LXXIX - Do Meio-Termo

Cortador de cana,
não me cortes, não,
que eu não sou sozinho
mas um batalhão.

Capineiro, acorda,
desce dessa rede,
desenterra a moça
do cabelo verde.

Casa-de-farinha,
roda o caititu,
ai, cuia do céu,
lua de beiju.

Xô-xô-xô, galinha,
crista de crueira,
teus ovos são seixos,
pedras da ladeira.

Cuche-cuche, porco,
lambuzado em mel,
troco a tua argola
pelo meu anel.

Cambiteiro velho,
leva no teu burro
esse Bicho brabo
que morreu de murro.


In: ACCIOLY, Marcus. Guriatã: um cordel para menino. II. José Cavalcanti e Ferreira [Dila]. 2.ed. São Paulo: Melhoramentos, 1988. p.150-151. (Série biblioteca juvenil
1 443

Comentários (0)

ShareOn Facebook WhatsApp X
Iniciar sessão para publicar um comentário.

NoComments

Identificação e contexto básico

Marcus Accioly foi um poeta brasileiro, conhecido por uma obra marcada pela espiritualidade e pela profundidade existencial. Nasceu no Rio de Janeiro e a sua escrita está associada a uma busca pelo transcendente e pela beleza intrínseca da existência.

Infância e formação

Pouco se sabe sobre a sua infância e formação de forma detalhada em fontes públicas. No entanto, a erudição presente na sua obra sugere uma formação cultural sólida e um interesse precoce pela literatura e pela filosofia.

Percurso literário

O percurso literário de Marcus Accioly é caracterizado por uma produção poética contínua e aprofundada ao longo do tempo. A sua obra evoluiu dentro de uma linha estética coesa, mantendo um foco constante em temas espirituais e existenciais.

Obra, estilo e características literárias

Obra, estilo e características literárias A obra de Marcus Accioly é notável pela sua linguagem densa, repleta de simbolismo e musicalidade. Os temas dominantes incluem a espiritualidade, o amor, a morte, a solidão e a efemeridade da vida. Utiliza frequentemente recursos poéticos elaborados e um vocabulário erudito, criando uma atmosfera de introspeção e transcendência.

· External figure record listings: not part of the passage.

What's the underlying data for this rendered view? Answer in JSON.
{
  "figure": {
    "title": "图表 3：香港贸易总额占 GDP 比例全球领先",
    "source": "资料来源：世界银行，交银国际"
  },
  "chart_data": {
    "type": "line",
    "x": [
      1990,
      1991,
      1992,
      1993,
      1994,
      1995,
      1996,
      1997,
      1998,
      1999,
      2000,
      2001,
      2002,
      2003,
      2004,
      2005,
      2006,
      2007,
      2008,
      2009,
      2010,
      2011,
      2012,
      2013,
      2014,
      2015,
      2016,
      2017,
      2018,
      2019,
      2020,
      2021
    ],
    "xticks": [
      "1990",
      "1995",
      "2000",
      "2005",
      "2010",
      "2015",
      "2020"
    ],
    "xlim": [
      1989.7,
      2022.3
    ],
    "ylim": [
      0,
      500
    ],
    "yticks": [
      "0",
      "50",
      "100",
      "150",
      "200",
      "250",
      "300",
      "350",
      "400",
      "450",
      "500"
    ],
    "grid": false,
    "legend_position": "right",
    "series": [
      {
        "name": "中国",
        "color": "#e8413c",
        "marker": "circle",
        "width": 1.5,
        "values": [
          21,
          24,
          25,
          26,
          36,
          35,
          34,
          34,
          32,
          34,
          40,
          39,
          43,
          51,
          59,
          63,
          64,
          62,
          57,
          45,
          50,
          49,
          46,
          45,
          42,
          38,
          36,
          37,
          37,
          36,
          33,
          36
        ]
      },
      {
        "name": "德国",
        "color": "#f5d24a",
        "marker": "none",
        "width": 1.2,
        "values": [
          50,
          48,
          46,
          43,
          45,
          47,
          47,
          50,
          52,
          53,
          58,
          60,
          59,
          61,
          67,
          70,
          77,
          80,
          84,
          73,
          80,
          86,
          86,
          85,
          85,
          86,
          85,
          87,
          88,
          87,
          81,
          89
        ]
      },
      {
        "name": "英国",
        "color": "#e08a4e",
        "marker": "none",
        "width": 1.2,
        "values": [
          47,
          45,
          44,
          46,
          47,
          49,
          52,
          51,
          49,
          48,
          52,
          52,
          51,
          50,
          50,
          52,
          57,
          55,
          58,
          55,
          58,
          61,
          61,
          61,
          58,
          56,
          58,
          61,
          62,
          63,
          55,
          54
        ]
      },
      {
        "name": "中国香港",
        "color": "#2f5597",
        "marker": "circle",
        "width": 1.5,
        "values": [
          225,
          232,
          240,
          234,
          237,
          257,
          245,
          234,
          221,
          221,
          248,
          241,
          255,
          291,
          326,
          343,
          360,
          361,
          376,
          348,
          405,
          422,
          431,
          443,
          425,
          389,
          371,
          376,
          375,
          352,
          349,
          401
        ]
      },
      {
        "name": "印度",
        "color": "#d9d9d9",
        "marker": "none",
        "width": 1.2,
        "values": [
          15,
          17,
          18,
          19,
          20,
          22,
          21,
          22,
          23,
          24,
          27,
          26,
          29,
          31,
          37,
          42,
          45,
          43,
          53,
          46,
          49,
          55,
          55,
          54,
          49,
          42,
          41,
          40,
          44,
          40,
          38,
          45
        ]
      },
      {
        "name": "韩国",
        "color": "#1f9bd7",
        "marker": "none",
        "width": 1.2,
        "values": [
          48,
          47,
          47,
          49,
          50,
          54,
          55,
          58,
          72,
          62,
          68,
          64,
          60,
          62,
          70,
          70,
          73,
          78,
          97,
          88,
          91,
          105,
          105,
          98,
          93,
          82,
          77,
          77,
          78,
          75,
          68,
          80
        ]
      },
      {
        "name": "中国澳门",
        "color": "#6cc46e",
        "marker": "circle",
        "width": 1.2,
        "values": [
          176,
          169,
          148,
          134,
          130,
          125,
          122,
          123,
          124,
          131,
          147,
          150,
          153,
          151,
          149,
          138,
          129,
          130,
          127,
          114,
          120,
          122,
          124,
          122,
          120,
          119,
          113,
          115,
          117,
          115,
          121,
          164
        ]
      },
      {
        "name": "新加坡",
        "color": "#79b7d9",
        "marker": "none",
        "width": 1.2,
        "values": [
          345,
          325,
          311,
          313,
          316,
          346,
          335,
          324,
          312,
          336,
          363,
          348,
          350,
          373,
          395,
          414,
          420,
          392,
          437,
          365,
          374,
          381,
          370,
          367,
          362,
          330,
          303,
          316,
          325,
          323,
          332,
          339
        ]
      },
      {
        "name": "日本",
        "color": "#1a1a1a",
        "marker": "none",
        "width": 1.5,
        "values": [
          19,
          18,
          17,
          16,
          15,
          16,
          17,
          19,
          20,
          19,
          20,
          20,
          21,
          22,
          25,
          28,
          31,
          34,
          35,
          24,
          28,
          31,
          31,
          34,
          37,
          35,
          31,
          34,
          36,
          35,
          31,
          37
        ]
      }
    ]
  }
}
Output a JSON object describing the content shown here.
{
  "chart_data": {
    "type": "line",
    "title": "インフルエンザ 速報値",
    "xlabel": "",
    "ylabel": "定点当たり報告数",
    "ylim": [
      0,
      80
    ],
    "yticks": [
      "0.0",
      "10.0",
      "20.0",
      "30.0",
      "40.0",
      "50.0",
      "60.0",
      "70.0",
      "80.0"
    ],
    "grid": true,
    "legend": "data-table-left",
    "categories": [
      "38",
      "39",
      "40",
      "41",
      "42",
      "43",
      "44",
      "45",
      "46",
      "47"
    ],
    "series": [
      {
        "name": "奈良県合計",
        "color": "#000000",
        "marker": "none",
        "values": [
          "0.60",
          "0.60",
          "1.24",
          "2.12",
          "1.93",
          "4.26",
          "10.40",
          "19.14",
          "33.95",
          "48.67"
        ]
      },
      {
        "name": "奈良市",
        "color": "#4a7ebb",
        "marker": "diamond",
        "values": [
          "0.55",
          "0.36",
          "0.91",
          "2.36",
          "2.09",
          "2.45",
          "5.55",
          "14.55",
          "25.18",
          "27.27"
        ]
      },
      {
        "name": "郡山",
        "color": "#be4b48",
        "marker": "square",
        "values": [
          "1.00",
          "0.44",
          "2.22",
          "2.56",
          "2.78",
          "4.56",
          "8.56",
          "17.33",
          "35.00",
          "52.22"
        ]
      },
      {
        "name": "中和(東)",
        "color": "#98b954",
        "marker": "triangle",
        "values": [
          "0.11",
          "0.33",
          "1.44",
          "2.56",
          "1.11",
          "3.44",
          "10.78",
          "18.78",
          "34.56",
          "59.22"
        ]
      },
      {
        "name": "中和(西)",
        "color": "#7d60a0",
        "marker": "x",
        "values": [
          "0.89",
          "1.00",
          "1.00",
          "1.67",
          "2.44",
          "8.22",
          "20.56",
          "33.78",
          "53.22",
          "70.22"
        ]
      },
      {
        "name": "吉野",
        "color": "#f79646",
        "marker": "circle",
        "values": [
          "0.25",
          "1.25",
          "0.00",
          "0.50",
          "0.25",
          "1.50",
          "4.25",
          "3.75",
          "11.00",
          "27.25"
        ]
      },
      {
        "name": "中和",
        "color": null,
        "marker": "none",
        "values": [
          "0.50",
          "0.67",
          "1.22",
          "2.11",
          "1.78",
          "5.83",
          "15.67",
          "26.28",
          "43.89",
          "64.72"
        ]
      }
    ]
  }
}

A sua voz poética é lírica e, por vezes, confessional, convidando o leitor a uma profunda reflexão. A relação com a tradição poética é visível na sofisticação formal, mas o seu estilo é marcadamente pessoal e inovador.

Obra, estilo e características literárias

Contexto cultural e histórico Marcus Accioly insere-se no panorama da poesia brasileira contemporânea, dialogando com a tradição literária, mas também com as inquietações do seu tempo. A sua obra reflete uma busca por sentido num mundo em constante mudança.

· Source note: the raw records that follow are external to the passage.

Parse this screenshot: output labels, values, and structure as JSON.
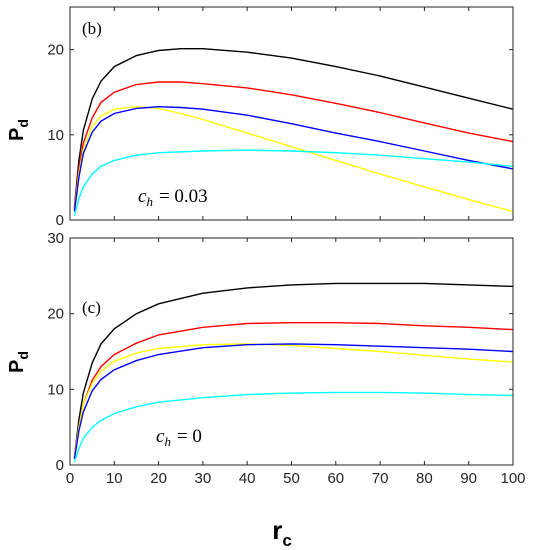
{
  "chart_data": [
    {
      "type": "line",
      "panel_label": "(b)",
      "ylabel_main": "P",
      "ylabel_sub": "d",
      "annotation_var": "c",
      "annotation_sub": "h",
      "annotation_value": "= 0.03",
      "xlim": [
        0,
        100
      ],
      "ylim": [
        0,
        25
      ],
      "xticks": [],
      "yticks": [
        0,
        10,
        20
      ],
      "grid": false,
      "series": [
        {
          "color": "#000000",
          "points": [
            [
              1,
              1.5
            ],
            [
              2,
              7
            ],
            [
              3,
              10.5
            ],
            [
              5,
              14.2
            ],
            [
              7,
              16.3
            ],
            [
              10,
              18
            ],
            [
              15,
              19.3
            ],
            [
              20,
              19.9
            ],
            [
              25,
              20.1
            ],
            [
              30,
              20.1
            ],
            [
              40,
              19.7
            ],
            [
              50,
              19
            ],
            [
              60,
              18
            ],
            [
              70,
              16.9
            ],
            [
              80,
              15.6
            ],
            [
              90,
              14.3
            ],
            [
              100,
              13
            ]
          ]
        },
        {
          "color": "#ff0000",
          "points": [
            [
              1,
              1.3
            ],
            [
              2,
              6
            ],
            [
              3,
              9
            ],
            [
              5,
              12
            ],
            [
              7,
              13.8
            ],
            [
              10,
              15
            ],
            [
              15,
              15.9
            ],
            [
              20,
              16.2
            ],
            [
              25,
              16.2
            ],
            [
              30,
              16
            ],
            [
              40,
              15.5
            ],
            [
              50,
              14.7
            ],
            [
              60,
              13.7
            ],
            [
              70,
              12.6
            ],
            [
              80,
              11.4
            ],
            [
              90,
              10.2
            ],
            [
              100,
              9.2
            ]
          ]
        },
        {
          "color": "#ffff00",
          "points": [
            [
              1,
              1.2
            ],
            [
              2,
              5.5
            ],
            [
              3,
              8.3
            ],
            [
              5,
              11
            ],
            [
              7,
              12.2
            ],
            [
              10,
              13
            ],
            [
              15,
              13.3
            ],
            [
              20,
              13.1
            ],
            [
              25,
              12.5
            ],
            [
              30,
              11.8
            ],
            [
              40,
              10.2
            ],
            [
              50,
              8.6
            ],
            [
              60,
              7
            ],
            [
              70,
              5.4
            ],
            [
              80,
              3.9
            ],
            [
              90,
              2.4
            ],
            [
              100,
              1
            ]
          ]
        },
        {
          "color": "#0000ff",
          "points": [
            [
              1,
              1
            ],
            [
              2,
              5
            ],
            [
              3,
              7.8
            ],
            [
              5,
              10.3
            ],
            [
              7,
              11.6
            ],
            [
              10,
              12.5
            ],
            [
              15,
              13.1
            ],
            [
              20,
              13.3
            ],
            [
              25,
              13.2
            ],
            [
              30,
              13
            ],
            [
              40,
              12.3
            ],
            [
              50,
              11.3
            ],
            [
              60,
              10.2
            ],
            [
              70,
              9.2
            ],
            [
              80,
              8.1
            ],
            [
              90,
              7
            ],
            [
              100,
              6
            ]
          ]
        },
        {
          "color": "#00ffff",
          "points": [
            [
              1,
              0.5
            ],
            [
              2,
              2.5
            ],
            [
              3,
              3.9
            ],
            [
              5,
              5.4
            ],
            [
              7,
              6.3
            ],
            [
              10,
              7
            ],
            [
              15,
              7.6
            ],
            [
              20,
              7.9
            ],
            [
              30,
              8.1
            ],
            [
              40,
              8.2
            ],
            [
              50,
              8.1
            ],
            [
              60,
              7.9
            ],
            [
              70,
              7.6
            ],
            [
              80,
              7.2
            ],
            [
              90,
              6.8
            ],
            [
              100,
              6.3
            ]
          ]
        }
      ]
    },
    {
      "type": "line",
      "panel_label": "(c)",
      "ylabel_main": "P",
      "ylabel_sub": "d",
      "xlabel_main": "r",
      "xlabel_sub": "c",
      "annotation_var": "c",
      "annotation_sub": "h",
      "annotation_value": "= 0",
      "xlim": [
        0,
        100
      ],
      "ylim": [
        0,
        30
      ],
      "xticks": [
        0,
        10,
        20,
        30,
        40,
        50,
        60,
        70,
        80,
        90,
        100
      ],
      "yticks": [
        0,
        10,
        20,
        30
      ],
      "grid": false,
      "series": [
        {
          "color": "#000000",
          "points": [
            [
              1,
              1
            ],
            [
              2,
              6
            ],
            [
              3,
              9.5
            ],
            [
              5,
              13.5
            ],
            [
              7,
              16
            ],
            [
              10,
              18
            ],
            [
              15,
              20
            ],
            [
              20,
              21.3
            ],
            [
              30,
              22.7
            ],
            [
              40,
              23.4
            ],
            [
              50,
              23.8
            ],
            [
              60,
              24
            ],
            [
              70,
              24
            ],
            [
              80,
              24
            ],
            [
              90,
              23.8
            ],
            [
              100,
              23.6
            ]
          ]
        },
        {
          "color": "#ff0000",
          "points": [
            [
              1,
              1
            ],
            [
              2,
              5
            ],
            [
              3,
              8
            ],
            [
              5,
              11.2
            ],
            [
              7,
              13
            ],
            [
              10,
              14.6
            ],
            [
              15,
              16.1
            ],
            [
              20,
              17.2
            ],
            [
              30,
              18.2
            ],
            [
              40,
              18.7
            ],
            [
              50,
              18.8
            ],
            [
              60,
              18.8
            ],
            [
              70,
              18.7
            ],
            [
              80,
              18.4
            ],
            [
              90,
              18.2
            ],
            [
              100,
              17.9
            ]
          ]
        },
        {
          "color": "#ffff00",
          "points": [
            [
              1,
              1
            ],
            [
              2,
              5
            ],
            [
              3,
              8
            ],
            [
              5,
              10.8
            ],
            [
              7,
              12.4
            ],
            [
              10,
              13.7
            ],
            [
              15,
              14.8
            ],
            [
              20,
              15.4
            ],
            [
              30,
              15.9
            ],
            [
              40,
              16
            ],
            [
              50,
              15.8
            ],
            [
              60,
              15.4
            ],
            [
              70,
              15
            ],
            [
              80,
              14.5
            ],
            [
              90,
              14
            ],
            [
              100,
              13.6
            ]
          ]
        },
        {
          "color": "#0000ff",
          "points": [
            [
              1,
              0.8
            ],
            [
              2,
              4.5
            ],
            [
              3,
              7
            ],
            [
              5,
              9.8
            ],
            [
              7,
              11.3
            ],
            [
              10,
              12.6
            ],
            [
              15,
              13.8
            ],
            [
              20,
              14.6
            ],
            [
              30,
              15.5
            ],
            [
              40,
              15.9
            ],
            [
              50,
              16
            ],
            [
              60,
              15.9
            ],
            [
              70,
              15.7
            ],
            [
              80,
              15.5
            ],
            [
              90,
              15.3
            ],
            [
              100,
              15
            ]
          ]
        },
        {
          "color": "#00ffff",
          "points": [
            [
              1,
              0.4
            ],
            [
              2,
              2.2
            ],
            [
              3,
              3.5
            ],
            [
              5,
              5
            ],
            [
              7,
              5.9
            ],
            [
              10,
              6.8
            ],
            [
              15,
              7.7
            ],
            [
              20,
              8.3
            ],
            [
              30,
              8.9
            ],
            [
              40,
              9.3
            ],
            [
              50,
              9.5
            ],
            [
              60,
              9.6
            ],
            [
              70,
              9.6
            ],
            [
              80,
              9.5
            ],
            [
              90,
              9.3
            ],
            [
              100,
              9.2
            ]
          ]
        }
      ]
    }
  ]
}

Obra, estilo e características literárias

Vida pessoal Detalhes específicos sobre a vida pessoal de Marcus Accioly são escassos em fontes amplamente disponíveis. Contudo, a natureza da sua poesia sugere uma personalidade introspectiva e sensível.

Obra, estilo e características literárias

Reconhecimento e receção Marcus Accioly é reconhecido pela crítica especializada como um poeta de grande valor, apreciado pela originalidade do seu estilo e pela profundidade dos seus temas.

Obra, estilo e características literárias

Influências e legado Embora as influências diretas possam não ser explicitamente detalhadas, o seu estilo sugere uma familiaridade com a poesia lírica e espiritual. O seu legado reside na contribuição para a diversidade e profundidade da poesia brasileira contemporânea.

Obra, estilo e características literárias

Interpretação e análise crítica A obra de Accioly é frequentemente interpretada como uma jornada espiritual e filosófica, explorando os dilemas da existência humana e a busca por um sentido maior.

Obra, estilo e características literárias

Curiosidades e aspetos menos conhecidos Por ser um autor de natureza mais reservada, muitos aspetos da sua vida e dos seus hábitos de escrita permanecem menos conhecidos pelo público em geral.

Obra, estilo e características literárias

Morte e memória Informações sobre a data e circunstâncias da sua morte não são amplamente divulgadas em fontes públicas, mas a sua obra continua a ser estudada e apreciada.